The president and the general
Mindful of the saying that a bitching soldier is a happy soldier, I'm hard-pressed to join in the oft hysterical condemnation of Gen. Stanley McChrystal for said bitching by him and his staff in the Rolling Stone article. Many on what passes for the "left" today, having seen that President Obama is neither Lincoln nor FDR, now want him to be Harry Truman and enjoy a MacArthur moment. They forget, or don't know, that Truman's dismissal of the five-star general from command in the Korean War helped make him the most unpopular modern president — before George W. Bush, that is. In addition, Truman had served as an artillery captain in World War I and had little use for top military brass, particularly one with MacArthur's temperament and the intolerable situation in which the general had placed Truman. MacArthur wasn't trash-talking Truman but disobeying direct orders. As Truman said, "I fired him because he wouldn't respect the authority of the
President. I didn't fire him because he was a dumb son of a bitch,
although he was, but that's not against the law for generals. If it
was, half to three-quarters of them would be in jail."
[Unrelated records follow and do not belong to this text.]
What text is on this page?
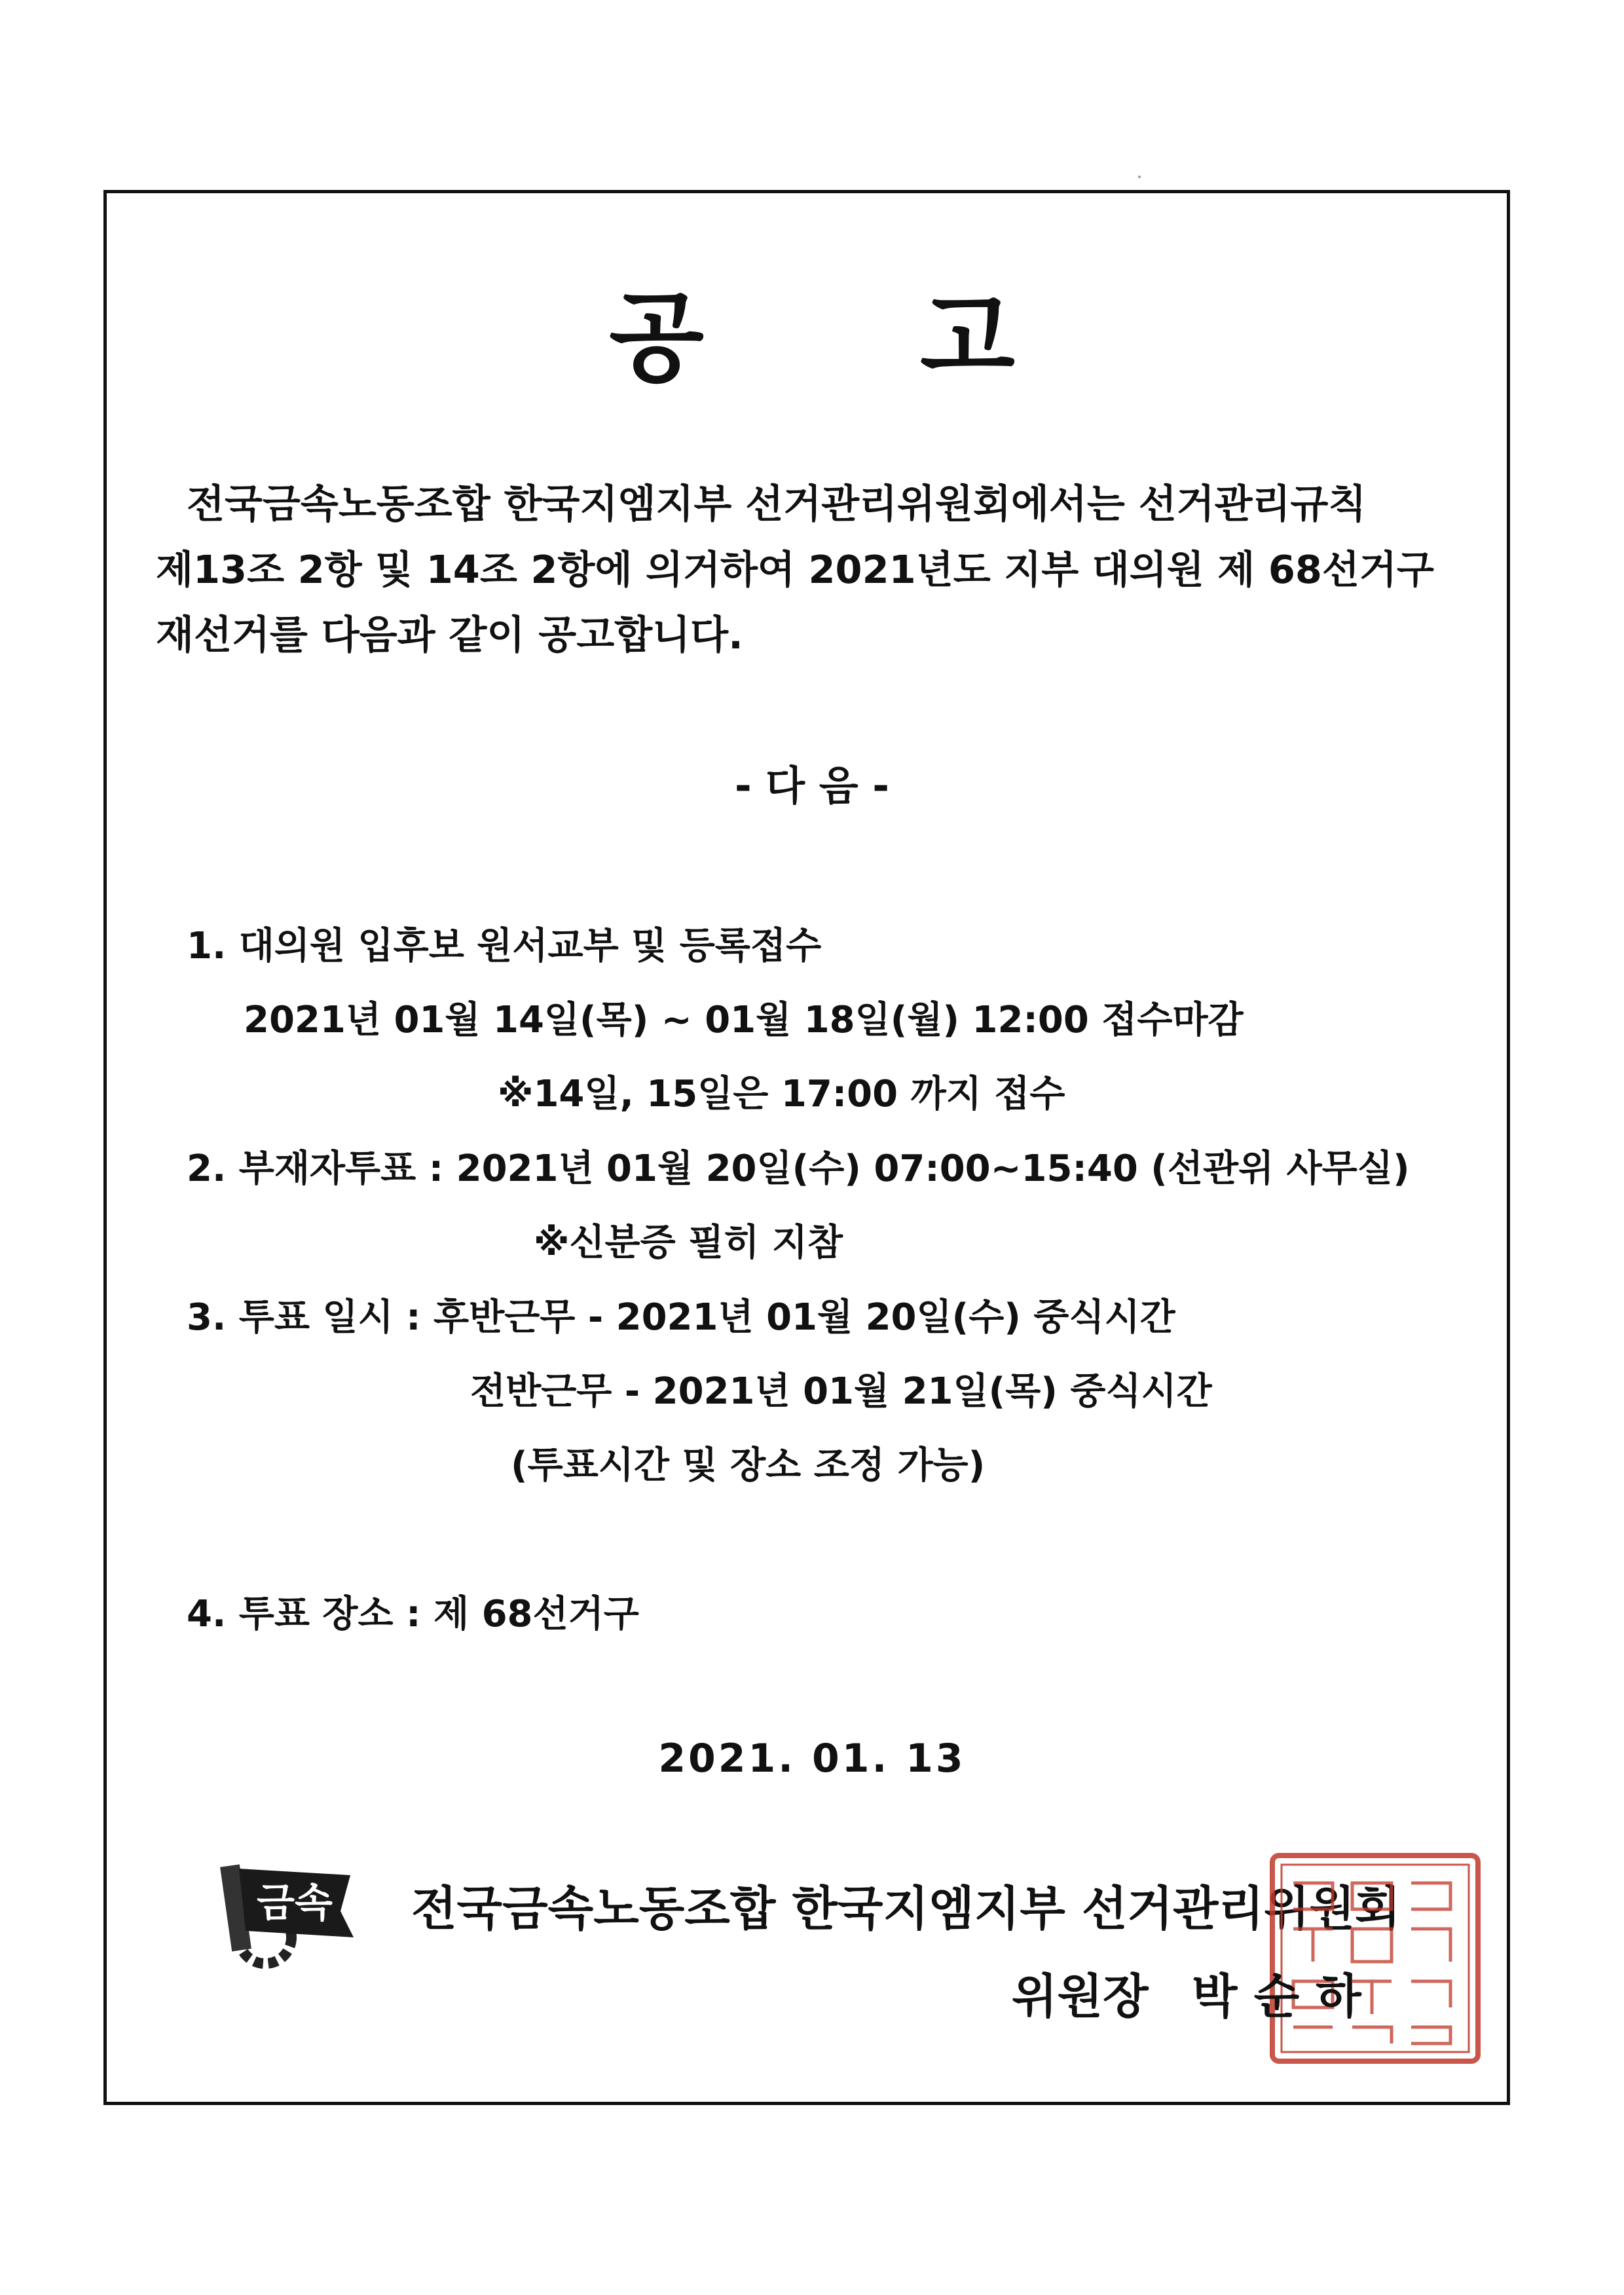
공 고
전국금속노동조합 한국지엠지부 선거관리위원회에서는 선거관리규칙
제13조 2항 및 14조 2항에 의거하여 2021년도 지부 대의원 제 68선거구
재선거를 다음과 같이 공고합니다.
- 다 음 -
1. 대의원 입후보 원서교부 및 등록접수
2021년 01월 14일(목) ~ 01월 18일(월) 12:00 접수마감
※14일, 15일은 17:00 까지 접수
2. 부재자투표 : 2021년 01월 20일(수) 07:00~15:40 (선관위 사무실)
※신분증 필히 지참
3. 투표 일시 : 후반근무 - 2021년 01월 20일(수) 중식시간
전반근무 - 2021년 01월 21일(목) 중식시간
(투표시간 및 장소 조정 가능)
4. 투표 장소 : 제 68선거구
2021. 01. 13
금속 전국금속노동조합 한국지엠지부 선거관리위원회
위원장 박 순 하
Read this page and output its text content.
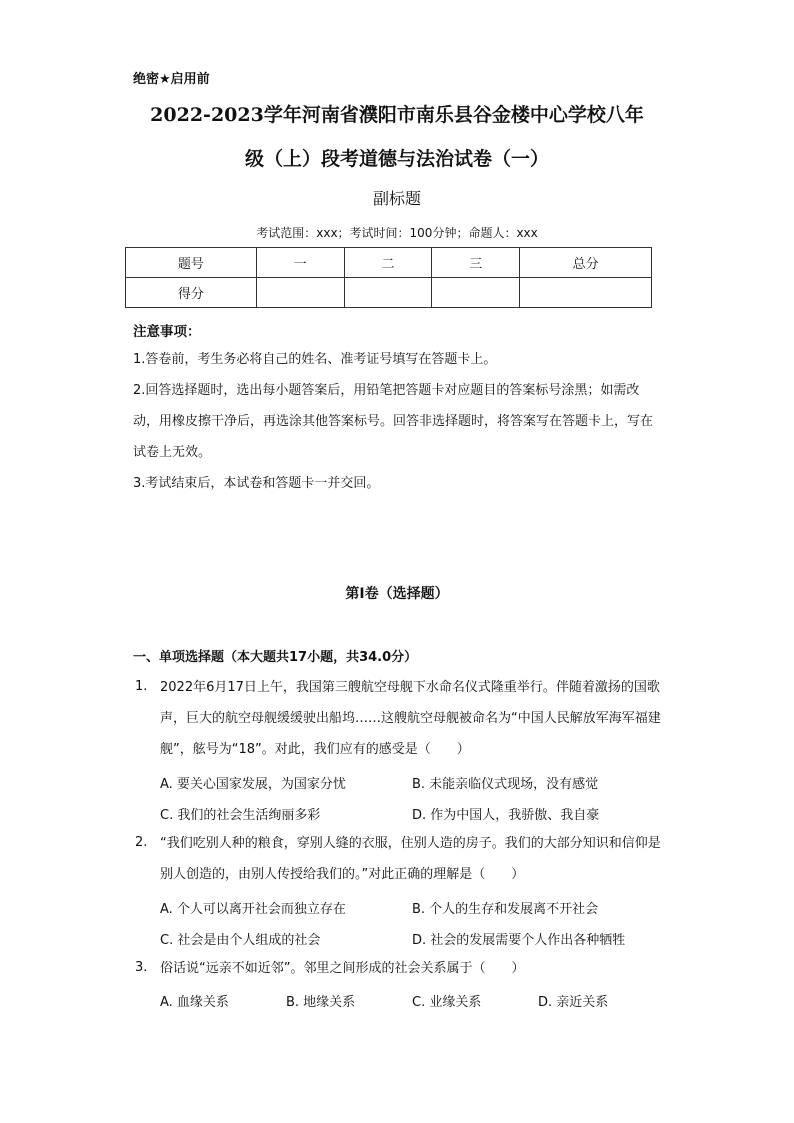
绝密★启用前
2022-2023学年河南省濮阳市南乐县谷金楼中心学校八年
级（上）段考道德与法治试卷（一）
副标题
考试范围：xxx；考试时间：100分钟；命题人：xxx
题号	一	二	三	总分
得分				
注意事项：
1.答卷前，考生务必将自己的姓名、准考证号填写在答题卡上。
2.回答选择题时，选出每小题答案后，用铅笔把答题卡对应题目的答案标号涂黑；如需改动，用橡皮擦干净后，再选涂其他答案标号。回答非选择题时，将答案写在答题卡上，写在试卷上无效。
3.考试结束后，本试卷和答题卡一并交回。
第Ⅰ卷（选择题）
一、单项选择题（本大题共17小题，共34.0分）
1. 2022年6月17日上午，我国第三艘航空母舰下水命名仪式隆重举行。伴随着激扬的国歌声，巨大的航空母舰缓缓驶出船坞……这艘航空母舰被命名为“中国人民解放军海军福建舰”，舷号为“18”。对此，我们应有的感受是（　　）
A. 要关心国家发展，为国家分忧	B. 未能亲临仪式现场，没有感觉
C. 我们的社会生活绚丽多彩	D. 作为中国人，我骄傲、我自豪
2. “我们吃别人种的粮食，穿别人缝的衣服，住别人造的房子。我们的大部分知识和信仰是别人创造的，由别人传授给我们的。”对此正确的理解是（　　）
A. 个人可以离开社会而独立存在	B. 个人的生存和发展离不开社会
C. 社会是由个人组成的社会	D. 社会的发展需要个人作出各种牺牲
3. 俗话说“远亲不如近邻”。邻里之间形成的社会关系属于（　　）
A. 血缘关系	B. 地缘关系	C. 业缘关系	D. 亲近关系
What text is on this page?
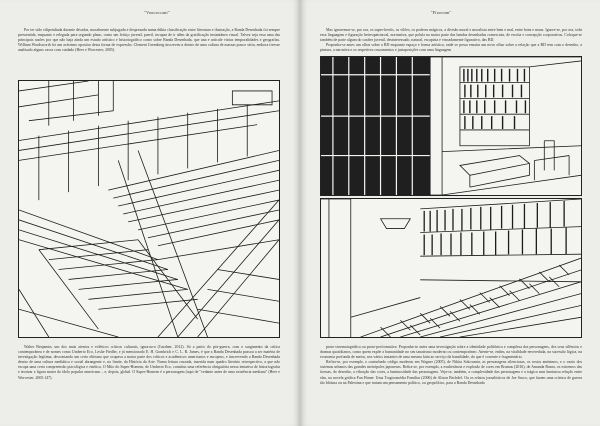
"Vooooccant"

Por ter sido vilipendiada durante décadas, moralmente subjugada e desprezada numa dúbia classificação entre literatura e ilustração, a Banda Desenhada foi sempre pressentida, enquanto e relegada para segundo plano, como um feitiço juvenil, pueril, incapaz de ir além da gratificação instantânea visual. Talvez seja essa uma das principais razões por que não haja ainda um estudo artístico e historiográfico como sobre Banda Desenhada, que una e articule várias temporalidades e geografias. William Wordsworth foi um acérrimo opositor desta forma de expressão. Clement Greenberg inscreveu-a dentro de uma cultura de massas pouco séria, embora tivesse analisado alguns casos com cuidado (Heer e Worcester, 2005).

Walter Benjamin, um dos mais atentos e ecléticos críticos culturais, ignorou-a (Gardner, 2012). Só a partir do pós-guerra, com o surgimento da crítica contemporânea e de nomes como Umberto Eco, Leslie Fiedler, e já mencionado E. H. Gombrich e C. L. R. James, é que a Banda Desenhada passou a ser matéria de investigação legítima, descontando um certo elitismo que ocupava a maior parte dos críticos e académicos americanos e europeus, e inscrevendo a Banda Desenhada dentro de uma cultura mediática e social abrangente e, no limite, da História da Arte. Numa leitura cruzada, inserida num quadro literário retrospectivo, a que não escapa uma certa compreensão psicológica e estética, O Mito do Super-Homem, de Umberto Eco, constitui uma referência obrigatória nessa tentativa de historiografar e teorizar a figura maior do ídolo popular americano – e, depois, global. O Super-Homem é a personagem (aqui de "vedante antes de uma existência mediana" (Heer e Worcester, 2005:147).

"Ffoooom"

Mas ignoremos-se, por ora, os super-heróis, os vilões, os poderes mágicos, a divisão moral e moralista entre bem e mal, entre bons e maus. Ignore-se, por ora, toda essa linguagem e figuração heteropatriarcal, normativa, que polula na maior parte das bandas desenhadas comerciais, de escrita e concepção corporativas. Coloque-se também de parte algum do caráter juvenil, desinteressado, natural, escapista e vincadamente figurativo, das BD.

Proponha-se antes um olhar sobre a BD enquanto espaço e forma artística, onde se possa ensaiar um novo olhar sobre a relação que a BD tem com o desenho, a pintura, a narrativa e os respetivos cruzamentos e justaposições com uma linguagem

proto-cinematográfica ou proto-performativa. Proponha-se antes uma investigação sobre a identidade polifónica e complexa das personagens, dos seus silêncios e dramas quotidianos, como quem expõe a humanidade no seu tanatismo moderno ou contemporâneo. Atente-se, enfim, na vitalidade enveredada, na sucessão lógica, na economia profunda de meios, nos vários instantes de uma mesma fatia ao serviço da banalidade, do que é corrente e fragmentário.

Refira-se, por exemplo, o conturbado código moderno em Wagner (2005), de Nikita Sokovanta, as personagens silenciosas, os rostos anónimos, e o vazio dos sistemas urbanos das grandes metrópoles japonesas. Refira-se, por exemplo, a exuberância e explosão de cores em Brumas (2016), de Amanda Baeza, os extremos das formas, do desenho, a vibração das cores, a luminosidade das personagens. Veja-se, também, a complexidade das personagens e a trágica mas luminosa relação entre elas, na novela gráfica Fun Home: Uma Tragicomédia Familiar (2006) de Alison Bechdel. Ou os relatos jornalísticos de Joe Sacco, que fazem uma crónica de guerra tão blósina ou na Palestina e que tratam um pensamento político, ou geopolítico, para a Banda Desenhada
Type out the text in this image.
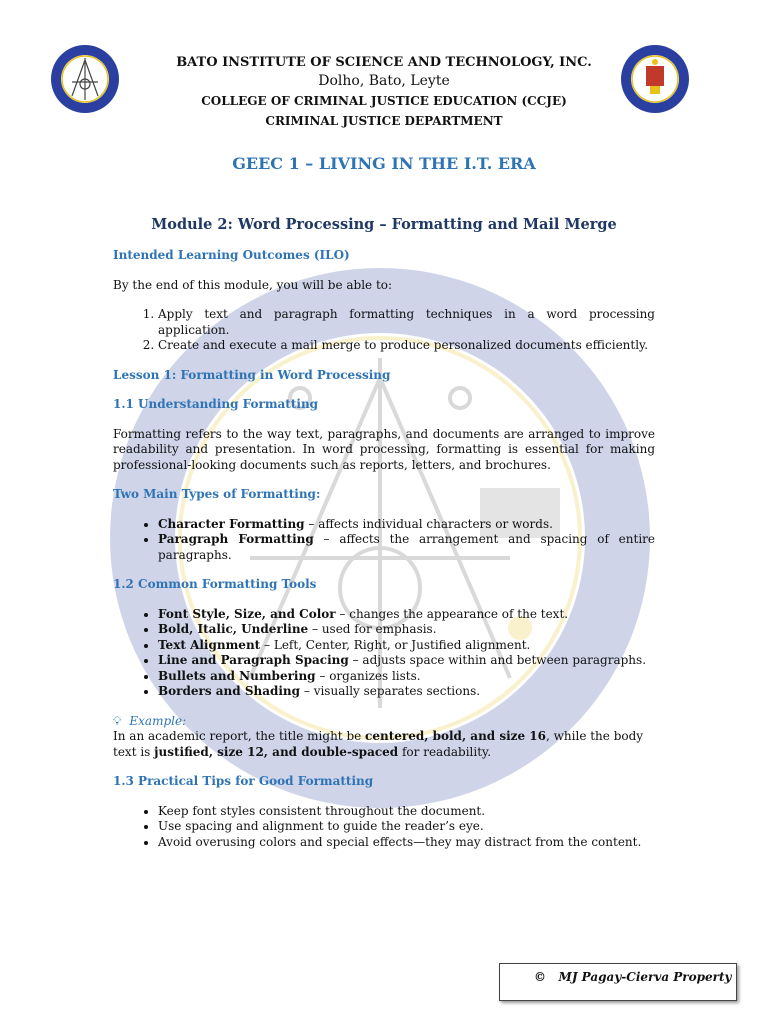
BATO INSTITUTE OF SCIENCE AND TECHNOLOGY, INC.
Dolho, Bato, Leyte
COLLEGE OF CRIMINAL JUSTICE EDUCATION (CCJE)
CRIMINAL JUSTICE DEPARTMENT
GEEC 1 – LIVING IN THE I.T. ERA
Module 2: Word Processing – Formatting and Mail Merge

Intended Learning Outcomes (ILO)

By the end of this module, you will be able to:

1. Apply text and paragraph formatting techniques in a word processing application.
2. Create and execute a mail merge to produce personalized documents efficiently.

Lesson 1: Formatting in Word Processing

1.1 Understanding Formatting

Formatting refers to the way text, paragraphs, and documents are arranged to improve readability and presentation. In word processing, formatting is essential for making professional-looking documents such as reports, letters, and brochures.

Two Main Types of Formatting:

• Character Formatting – affects individual characters or words.
• Paragraph Formatting – affects the arrangement and spacing of entire paragraphs.

1.2 Common Formatting Tools

• Font Style, Size, and Color – changes the appearance of the text.
• Bold, Italic, Underline – used for emphasis.
• Text Alignment – Left, Center, Right, or Justified alignment.
• Line and Paragraph Spacing – adjusts space within and between paragraphs.
• Bullets and Numbering – organizes lists.
• Borders and Shading – visually separates sections.

💡︎ Example:

In an academic report, the title might be centered, bold, and size 16, while the body text is justified, size 12, and double-spaced for readability.

1.3 Practical Tips for Good Formatting

• Keep font styles consistent throughout the document.
• Use spacing and alignment to guide the reader’s eye.
• Avoid overusing colors and special effects—they may distract from the content.
© MJ Pagay-Cierva Property
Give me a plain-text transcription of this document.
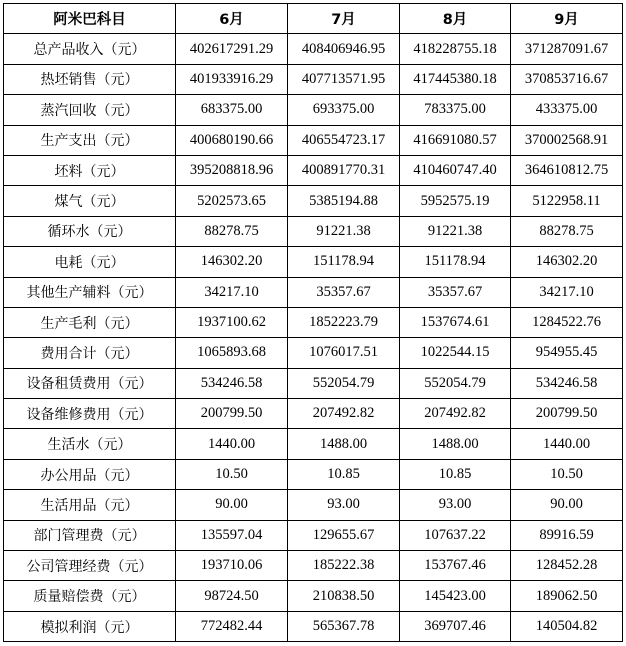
阿米巴科目	6月	7月	8月	9月
总产品收入（元）	402617291.29	408406946.95	418228755.18	371287091.67
热坯销售（元）	401933916.29	407713571.95	417445380.18	370853716.67
蒸汽回收（元）	683375.00	693375.00	783375.00	433375.00
生产支出（元）	400680190.66	406554723.17	416691080.57	370002568.91
坯料（元）	395208818.96	400891770.31	410460747.40	364610812.75
煤气（元）	5202573.65	5385194.88	5952575.19	5122958.11
循环水（元）	88278.75	91221.38	91221.38	88278.75
电耗（元）	146302.20	151178.94	151178.94	146302.20
其他生产辅料（元）	34217.10	35357.67	35357.67	34217.10
生产毛利（元）	1937100.62	1852223.79	1537674.61	1284522.76
费用合计（元）	1065893.68	1076017.51	1022544.15	954955.45
设备租赁费用（元）	534246.58	552054.79	552054.79	534246.58
设备维修费用（元）	200799.50	207492.82	207492.82	200799.50
生活水（元）	1440.00	1488.00	1488.00	1440.00
办公用品（元）	10.50	10.85	10.85	10.50
生活用品（元）	90.00	93.00	93.00	90.00
部门管理费（元）	135597.04	129655.67	107637.22	89916.59
公司管理经费（元）	193710.06	185222.38	153767.46	128452.28
质量赔偿费（元）	98724.50	210838.50	145423.00	189062.50
模拟利润（元）	772482.44	565367.78	369707.46	140504.82
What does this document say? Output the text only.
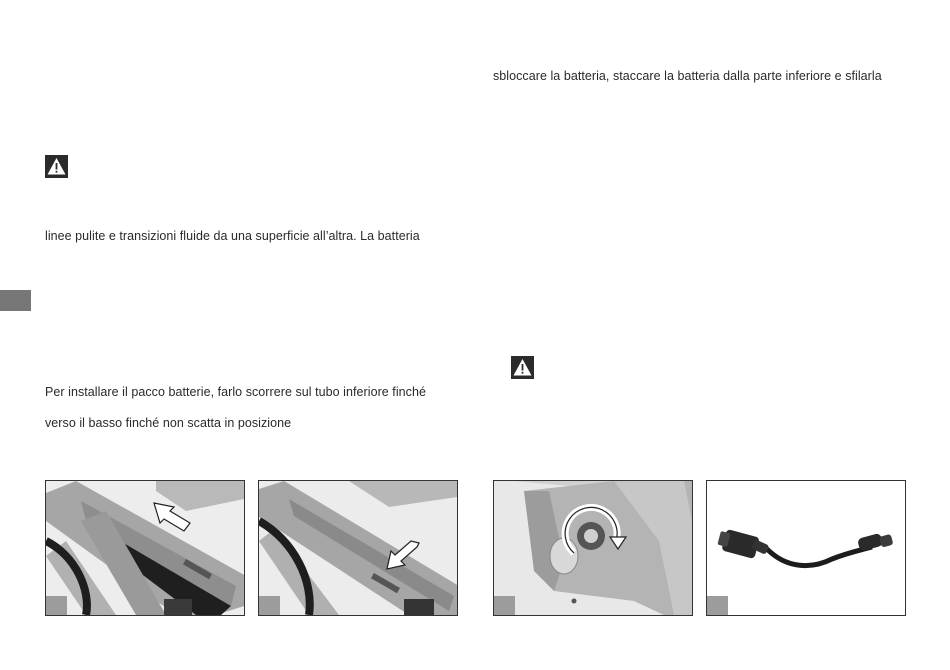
linee pulite e transizioni fluide da una superficie all’altra. La batteria
Per installare il pacco batterie, farlo scorrere sul tubo inferiore finché
verso il basso finché non scatta in posizione
sbloccare la batteria, staccare la batteria dalla parte inferiore e sfilarla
I even admire McChrystal on a certain level. Historically, America often had political senior officers in peacetime, ones good at keeping their civilian masters happy and maintaining the status quo — even if it meant, say, ignoring the meaning of air power or the tank. In wartime, which was not a continuous national endeavor at one time, the political officers were shunted aside for the fighting officers. McChrystal is plainly one of the latter. But what about the Tillman cover-up and the prisoner abuse that happened under his command? Worse, much worse, happened in World War II, the "good war." This is why William Tecumseh Sherman's full quotation should always be at our national shoulder: "I am tired and sick of war. Its glory is all
moonshine. It is only those who have neither fired a shot nor heard the
shrieks and groans of the wounded who cry aloud for blood, for
vengeance, for desolation. War is hell." These may seem like different times, when our forces are being asked to do impossible tasks driven by incoherent policies. But the brutality of the enterprise remains the same, and its coarsening effect on a democracy, as feared by Woodrow Wilson, is as potent as ever.
Maybe McChrystal's self-immolation in the Stone was a subliminal desire to get the hell out of this chickenshit unit.